Aus der Grafschaft Glatz lief ein unnützer Mensch nach Berlin, um vom Könige zu erfahren, ob das Gesetz vom 9. October alle Hofdienste aufhebe. Das Gegentheil war zur Vermeidung jedes Misverständnisses schon durch eine Verfügung <145:> aufs deutlichste erklärt worden. Als jener Mensch zurückkam und von großen Versprechungen prahlte, die ihm der König gemacht habe, wies ihn der Landrath nicht zur Ruhe, sondern erließ förmliche Berufungsschreiben an die Bauern und bevollmächtigte sie gewissermaßen über ihre Dienstverhältnisse zu rathschlagen. Ihre Beschlüsse fielen gegen die Hofdienste aus und nun eilte man ein gewaltiges Aufheben von der Sache zu machen, zahlreiches Militär und Kanonen hinzusenden und durch ganz unerhörte Executionskosten die Sache aufs äußerste zu treiben. Der Tod des strafbaren Landraths verhinderte die völlige Aufklärung des Hergangs; allein es blieb die höchste Wahrscheinlichkeit, daß Edelleute die Sache selbst eingeleitet und auf die Spitze getrieben hatten, um die Regierung zu schrecken und zur Rücknahme aller Besserungen des Zustandes der Unterthanen zu bewegen. Diese Annahme erschien um so weniger Zweifeln unterworfen, da die Bewohner der Grafschaft Glatz (nach dem Zeugnisse aller Unterrichteten) ein stilles, gehorsames, frommes Völkchen sind.

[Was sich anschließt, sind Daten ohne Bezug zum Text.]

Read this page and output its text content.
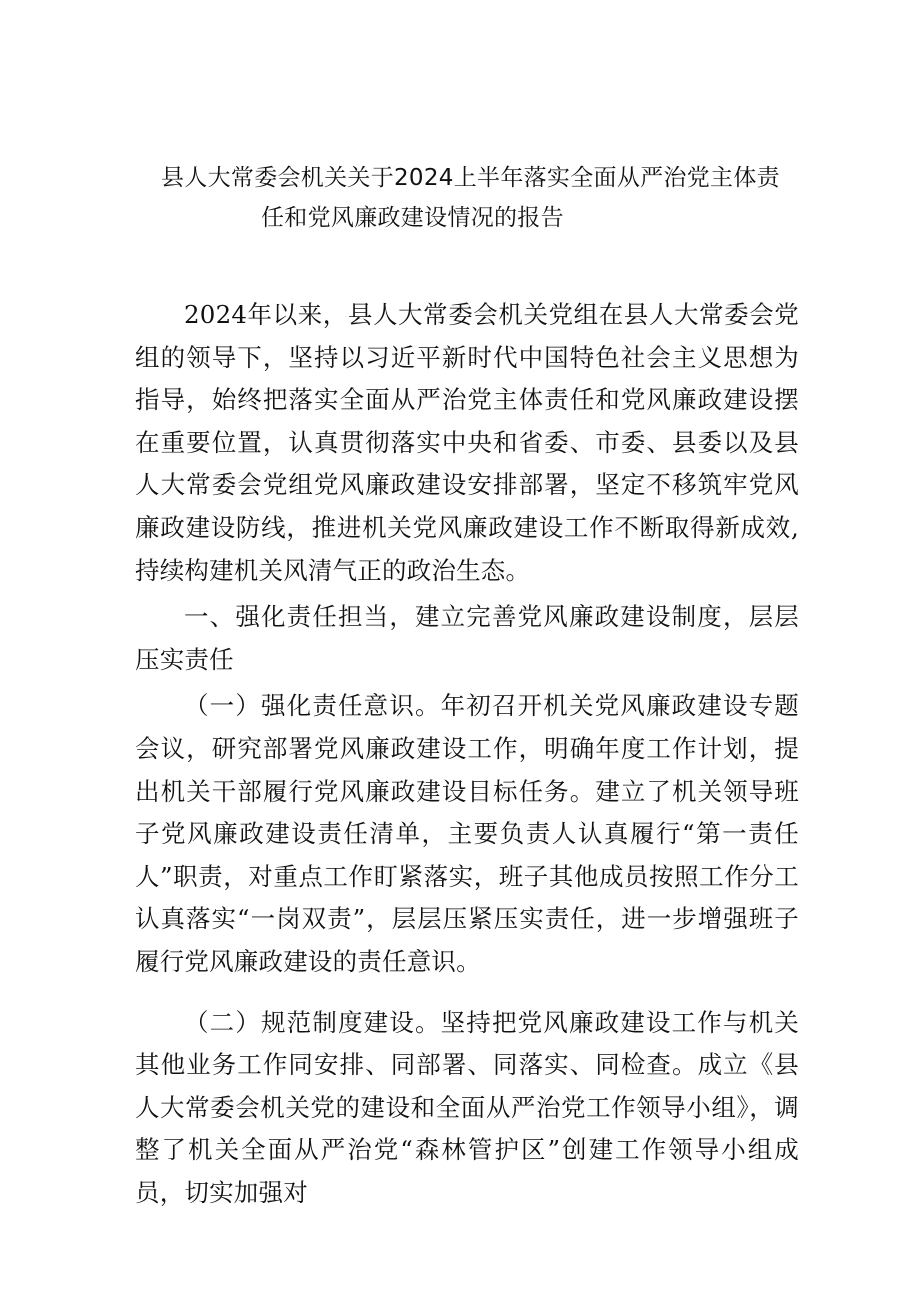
县人大常委会机关关于2024上半年落实全面从严治党主体责
任和党风廉政建设情况的报告

2024年以来，县人大常委会机关党组在县人大常委会党组的领导下，坚持以习近平新时代中国特色社会主义思想为指导，始终把落实全面从严治党主体责任和党风廉政建设摆在重要位置，认真贯彻落实中央和省委、市委、县委以及县人大常委会党组党风廉政建设安排部署，坚定不移筑牢党风廉政建设防线，推进机关党风廉政建设工作不断取得新成效,持续构建机关风清气正的政治生态。

一、强化责任担当，建立完善党风廉政建设制度，层层压实责任

（一）强化责任意识。年初召开机关党风廉政建设专题会议，研究部署党风廉政建设工作，明确年度工作计划，提出机关干部履行党风廉政建设目标任务。建立了机关领导班子党风廉政建设责任清单，主要负责人认真履行“第一责任人”职责，对重点工作盯紧落实，班子其他成员按照工作分工认真落实“一岗双责”，层层压紧压实责任，进一步增强班子履行党风廉政建设的责任意识。

（二）规范制度建设。坚持把党风廉政建设工作与机关其他业务工作同安排、同部署、同落实、同检查。成立《县人大常委会机关党的建设和全面从严治党工作领导小组》，调整了机关全面从严治党“森林管护区”创建工作领导小组成员，切实加强对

Ein Theil des Adels ward in seinen Hoffnungen und Ansprüchen um so mehr bestärkt, da der Geheime Staatsrath und Oberpräsident von Massow fest den Glauben hegte: es müsse alles bleiben oder wieder so eingerichtet werden, wie nach dem Siebenjährigen Kriege.

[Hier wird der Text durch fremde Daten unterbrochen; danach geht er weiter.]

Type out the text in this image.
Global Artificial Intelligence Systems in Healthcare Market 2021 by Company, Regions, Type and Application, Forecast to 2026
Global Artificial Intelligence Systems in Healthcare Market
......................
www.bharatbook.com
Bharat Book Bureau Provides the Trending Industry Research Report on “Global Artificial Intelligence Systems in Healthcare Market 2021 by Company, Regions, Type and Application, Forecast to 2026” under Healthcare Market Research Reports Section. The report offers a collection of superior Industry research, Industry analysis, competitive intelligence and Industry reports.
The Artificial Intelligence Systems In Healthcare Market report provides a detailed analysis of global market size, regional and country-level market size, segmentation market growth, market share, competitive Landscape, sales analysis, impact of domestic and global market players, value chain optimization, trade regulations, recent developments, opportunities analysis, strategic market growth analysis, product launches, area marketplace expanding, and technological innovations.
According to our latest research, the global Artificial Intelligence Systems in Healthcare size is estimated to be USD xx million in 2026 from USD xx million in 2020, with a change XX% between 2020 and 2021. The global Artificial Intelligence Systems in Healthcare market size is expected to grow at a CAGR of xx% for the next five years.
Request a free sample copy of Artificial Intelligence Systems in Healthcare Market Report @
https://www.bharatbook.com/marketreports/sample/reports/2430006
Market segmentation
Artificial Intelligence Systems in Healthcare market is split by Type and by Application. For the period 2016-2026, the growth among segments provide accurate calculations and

Ganz allgemein, sowol von seiten des Militärs als der Bürger, war die Klage über das vom Staatsrath D–ch entworfene, unbedenklich ganz schlechte neue Servisreglement. Ferner klagten die Regierungen über die unnütze Schreiberei, welche ihnen die Abgabensection bereite; noch unzufriedener war man mit der Domänensection, deren Grundsätze unangemessen, das Verfahren zweckwidrig und kostspielig gescholten wurde. Bisweilen wechselten Klagen und Lobeserhebungen. So sagte mir jemand in Krossen auf meine Frage: durch die Aufhebung des Bierzwangs hat man altes gutes Recht um einiger <146:> Leckermäuler willen hintangestellt – Gottlob! rief ein zweiter, daß endlich dem ungerechten, verdammten Misbrauch ein Ende gemacht ist, und wir nicht mehr gezwungen sind die Jauche zu trinken, welche die eigennützigen Brauer Bier nennen.

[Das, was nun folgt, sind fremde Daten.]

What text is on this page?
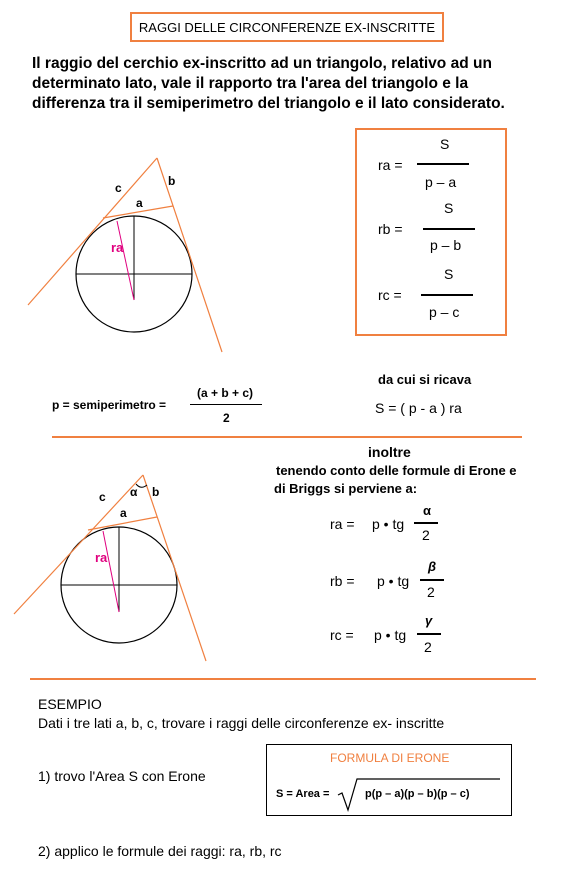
RAGGI DELLE CIRCONFERENZE EX-INSCRITTE
Il raggio del cerchio ex-inscritto ad un triangolo, relativo ad un
determinato lato, vale il rapporto tra l'area del triangolo e la
differenza tra il semiperimetro del triangolo e il lato considerato.
c	b
a
ra
ra =
S
p – a
rb =
S
p – b
rc =
S
p – c
p = semiperimetro =
(a + b + c)
2
da cui si ricava
S = ( p - a ) ra
inoltre
tenendo conto delle formule di Erone e
di Briggs si perviene a:
c	b
α
a
ra
ra = p • tg
α
2
rb = p • tg
β
2
rc = p • tg
γ
2
ESEMPIO
Dati i tre lati a, b, c, trovare i raggi delle circonferenze ex- inscritte
1) trovo l'Area S con Erone
FORMULA DI ERONE
S = Area =	p(p – a)(p – b)(p – c)
2) applico le formule dei raggi: ra, rb, rc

Durch diese Mittheilungen der verschiedensten Art ward die Einsicht bestärkt oder berichtigt, und manches, was man dem Kanzler ganz aufrichtig vorzutragen Bedenken hegte, ward mir, seinem Knappen oder Anhängsel, anvertraut. Einige kannten mich als Verfasser des Buchs über die Einkommensteuer, andere hofften mich für eigennützige oder gemeinnützige Zwecke zu gewinnen. Aus aufrichtiger Theilnahme sagte mir endlich jemand: „Man achtet Ihre Gesinnung und Ihren Verstand, kann aber um so weniger begreifen, warum Sie etwas nicht unterlassen, was Sie in ein ungünstiges Licht stellt.“ – „Und was ist dies?“ – „Wenn Se. Excellenz der Herr Kanzler in den Wagen steigen will, springen Sie rasch vor, steigen vor ihm ein und setzen sich rechts obenan.“ – „Ich sehe, daß Sie es gut mir meinen, glauben Sie denn aber, ich würde ohne zureichenden Grund so platte Unschicklichkeiten begehen? Der Kanzler hat mir dies Verfahren bestimmt anbefohlen, weil er auf dem linken Ohr schlechter hört als auf dem rechten, und nicht will, daß ich im Wagen über ihn wegsteige.“
Der Plan, die schlesischen Klöster aufzuheben, war damals insgeheim schon im Werk, und durch Umfragen ergab sich, daß sich nur wenige Menschen für sie interessirten, mehrere dagegen ihre Aufhebung empfahlen. Nichts ist irriger, als daß Haß gegen diese Institutionen und den Katholocismus überhaupt mitgewirkt hätten. Entscheidend wichtig war die bestimmte Weisung Napoleon’s, diese Maßregel zur Bezahlung der Kriegssteuer zu ergreifen, wie es (bei ähnlichen Geldbedrängnissen) längst in Frankreich geschehen. In Breslau unterrichtete ich mich von den löblichen Einrichtungen und der <147:> heilsamen Thätigkeit der Elisabethinerinnen, Ursulinerinnen und barmherzigen Brüder, und kann behaupten, daß ich ihre Erhaltung, mehreren Eiferern gegenüber, durchgesetzt habe. Überhaupt bin ich mit Unrecht als ein unbedingter Gegner der Klöster verschrien worden, und hatte schon damals einen großen Theil der Forschungen beendet, welche ich den Ergebnissen nach in meine „Geschichte der Hohenstaufen“ niedergelegt habe. Unter allen Beschäftigungen (sagte mir einst der Präsident von Braunschweig) wäre wol die mit einer Geschichte der Klöster die leerste und einfältigste. Er wollte durchaus nicht glauben, daß sie mir bereits viel Zeit gekostet und viel Genuß gewährt habe.


Emendation
betraf.] betraf D

[ R ]

[ ]

Copyright © 2000 by Institut für Textkritik e. V., Heidelberg
Letzte Aktualisierung 22-Jan-2003
[ Webdesign: RR 2000 ]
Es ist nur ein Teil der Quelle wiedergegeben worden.